China is currently the world's largest producer of steel products, growing from just over 30 million tons per year when economic reforms began in the 1980s and surpassing the 100-million-ton mark in 1996 to 272 million tons in 2004. China now produces a third of the world's steel.
Steel production was up 28% year-on-year for the first half of 2005, and the yearend projection for the total production 332 million tons. Meanwhile, the estimated demand for steel in China for 2005 increased about 10% over the previous year. Although this relatively low demand in relation to production would intuitively imply slide in prices, steel prices have actually been driven higher by a steep climb in raw material costs.
The remarkable performance of China's economy tends to manifest itself in ungraceful strides, and the steel industry is no exception.
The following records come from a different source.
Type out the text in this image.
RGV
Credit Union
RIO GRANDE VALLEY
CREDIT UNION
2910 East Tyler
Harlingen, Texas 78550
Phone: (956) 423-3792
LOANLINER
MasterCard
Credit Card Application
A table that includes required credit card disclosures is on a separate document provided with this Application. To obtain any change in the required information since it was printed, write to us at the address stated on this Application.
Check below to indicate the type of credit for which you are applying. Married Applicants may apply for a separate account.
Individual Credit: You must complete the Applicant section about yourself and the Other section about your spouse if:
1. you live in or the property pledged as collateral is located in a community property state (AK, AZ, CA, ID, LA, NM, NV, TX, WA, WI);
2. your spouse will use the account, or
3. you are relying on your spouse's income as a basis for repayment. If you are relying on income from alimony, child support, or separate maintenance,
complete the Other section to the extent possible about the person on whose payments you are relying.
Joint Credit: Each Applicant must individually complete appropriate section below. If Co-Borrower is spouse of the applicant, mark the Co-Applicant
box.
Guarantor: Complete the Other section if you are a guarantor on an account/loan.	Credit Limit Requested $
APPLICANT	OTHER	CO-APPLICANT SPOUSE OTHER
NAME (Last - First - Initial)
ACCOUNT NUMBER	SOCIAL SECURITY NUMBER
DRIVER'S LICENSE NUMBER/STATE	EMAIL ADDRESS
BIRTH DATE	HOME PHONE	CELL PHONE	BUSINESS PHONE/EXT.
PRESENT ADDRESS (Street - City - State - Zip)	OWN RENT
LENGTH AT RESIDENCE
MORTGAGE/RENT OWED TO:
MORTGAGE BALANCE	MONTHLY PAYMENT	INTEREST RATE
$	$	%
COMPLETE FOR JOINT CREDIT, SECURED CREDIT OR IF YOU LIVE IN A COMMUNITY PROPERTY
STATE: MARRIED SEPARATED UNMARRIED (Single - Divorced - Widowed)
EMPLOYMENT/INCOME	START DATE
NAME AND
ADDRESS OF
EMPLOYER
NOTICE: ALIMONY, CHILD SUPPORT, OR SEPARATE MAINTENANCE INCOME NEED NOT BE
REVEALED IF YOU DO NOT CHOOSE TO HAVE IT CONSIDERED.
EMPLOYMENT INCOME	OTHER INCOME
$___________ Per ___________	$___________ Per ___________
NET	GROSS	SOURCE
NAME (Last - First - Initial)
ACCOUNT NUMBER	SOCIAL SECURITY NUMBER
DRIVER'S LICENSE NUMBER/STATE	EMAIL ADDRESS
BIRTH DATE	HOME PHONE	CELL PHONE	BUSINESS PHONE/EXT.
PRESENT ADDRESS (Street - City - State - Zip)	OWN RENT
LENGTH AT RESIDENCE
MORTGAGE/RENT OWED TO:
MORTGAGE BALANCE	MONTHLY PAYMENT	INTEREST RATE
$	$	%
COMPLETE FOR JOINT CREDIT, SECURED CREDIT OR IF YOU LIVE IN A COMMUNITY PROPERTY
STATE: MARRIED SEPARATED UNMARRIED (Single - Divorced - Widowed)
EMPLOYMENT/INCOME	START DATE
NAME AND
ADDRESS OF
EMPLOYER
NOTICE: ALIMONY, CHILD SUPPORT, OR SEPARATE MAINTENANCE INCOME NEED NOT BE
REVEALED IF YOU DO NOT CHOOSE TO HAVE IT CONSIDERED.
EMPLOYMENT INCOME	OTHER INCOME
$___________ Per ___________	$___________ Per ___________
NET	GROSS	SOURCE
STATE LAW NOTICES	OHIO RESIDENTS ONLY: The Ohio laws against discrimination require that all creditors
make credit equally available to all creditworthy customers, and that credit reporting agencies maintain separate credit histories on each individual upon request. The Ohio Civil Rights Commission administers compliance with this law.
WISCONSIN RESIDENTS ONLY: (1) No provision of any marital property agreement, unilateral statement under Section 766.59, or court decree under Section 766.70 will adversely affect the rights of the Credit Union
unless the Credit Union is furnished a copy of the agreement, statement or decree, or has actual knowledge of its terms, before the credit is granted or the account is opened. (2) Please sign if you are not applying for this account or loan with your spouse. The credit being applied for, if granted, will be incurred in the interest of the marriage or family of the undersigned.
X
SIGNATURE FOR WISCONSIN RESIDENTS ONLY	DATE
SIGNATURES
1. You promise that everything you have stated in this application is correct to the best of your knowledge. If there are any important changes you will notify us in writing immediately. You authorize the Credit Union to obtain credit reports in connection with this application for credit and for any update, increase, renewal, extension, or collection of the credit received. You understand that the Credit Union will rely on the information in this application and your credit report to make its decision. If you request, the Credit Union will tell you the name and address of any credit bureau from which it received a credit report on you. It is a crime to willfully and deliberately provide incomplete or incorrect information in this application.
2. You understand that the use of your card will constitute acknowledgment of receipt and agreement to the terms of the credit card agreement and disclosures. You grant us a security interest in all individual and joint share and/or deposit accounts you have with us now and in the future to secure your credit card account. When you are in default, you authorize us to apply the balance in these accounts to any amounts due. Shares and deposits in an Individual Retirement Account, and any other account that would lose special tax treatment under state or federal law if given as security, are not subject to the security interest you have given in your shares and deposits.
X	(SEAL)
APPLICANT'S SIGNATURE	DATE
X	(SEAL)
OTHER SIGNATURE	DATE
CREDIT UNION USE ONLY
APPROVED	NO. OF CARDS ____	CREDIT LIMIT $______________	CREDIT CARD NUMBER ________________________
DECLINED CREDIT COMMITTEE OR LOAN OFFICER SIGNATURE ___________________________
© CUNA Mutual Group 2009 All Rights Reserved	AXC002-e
Overall growth, along with adjustments in the domestic steel product mix and increasing participation in global steel trade, has had a chaotic effect on steel prices since the 1990s. And while steel shortages may emerge with little warning, new production facilities take years to come online. The result is a cycle of shortage and oversupply.
Central planners are presented with the task of having to stabilize new production and regulate imports to meet domestic needs under fast growth, while supervising the sector's modernization. New steel plants must meet ever-higher quality, efficiency, and environmental standards. Japan has expressed interest in helping China implement cleaner steel production technology. In return for its support, Japan would be allowed slightly higher emissions levels under the Kyoto Protocol.
In anticipation of entry to the WTO, China targeted 225 small steel enterprises for closure, but despite this, the country's steel is mostly produced by a large number of small, inefficient factories. As the world's top steel-producing country, China only claims one of the world's top ten steel enterprises in terms of production volume: Shanghai's Baosteel.
Baosteel is China's largest steelmaker and number six in the world. Founded during the onset of economic reforms in the late 1970s, Baosteel is the most efficient and advanced steel plant in China.
In 2005, the government made consolidating smaller factories into larger companies a priority in order to increase efficiency in the highly fragmented industry. The end goal of this process is to create large regional steel giants throughout the country.
To bolster China's most promising steel enterprises, the government has poured billions of dollars into Baosteel, Shougang in Beijing, Angang of Liaoning Province, and Wuhan's Wugang.
The good news for foreign investors is that technological gains in China's steel industry are pushed along by the cycle of death and renewal. Need for better technology has created an opportunity, even necessity, for involvement from abroad. Some of the world's largest steel producers have jumped at the chance. German steel firm ThyssenKrupp owns a 60% stake in a stainless processing operation with Baosteel worth US$1.84 billion. It is also involved in a US$180 million hotdip galvanized steel plate project with Anshan. In a similar project worth US$785 million, the world's number one and number two largest steel producers, Arcelor of France and Nippon Steel of Japan, also teamed up with Baosteel to meet the demands of China's auto industry. In 2005, however, China put strict limits on control of Chinese steel companies by foreign firms. The government formally declared that no foreign investor could gain a controlling share of any large Chinese steel company. The rules, however, are more flexible when dealing with smaller companies.
Accessing raw materials
Shortages of raw materials have forced China to tap into overseas sources. To ensure long-term stability, China's steelmakers are not only sourcing from but also buying into overseas mines. China International Trust & Investment has planned a US$1.3 billion mining operation in Western Australia that will produce 45 million metric tons of iron ore a year. In 2004, Baosteel launched a 20-year joint cooperation with Rio Tinto in Western Australia that will extract 10 million tons of iron ore per year. Baosteel has also invested in Brazilian mines with partner CVRD.
Despite the rapid expansion of its steel industry, China is still a net importer of steel, and is likely to remain so for the next few years. But through development and modernization, China has set its sights on becoming a net exporter in the future. Some predictions see China's steel demand peaking in 2010, but with per capita steel consumption still far below the level of developed countries, vast potential for further growth remains.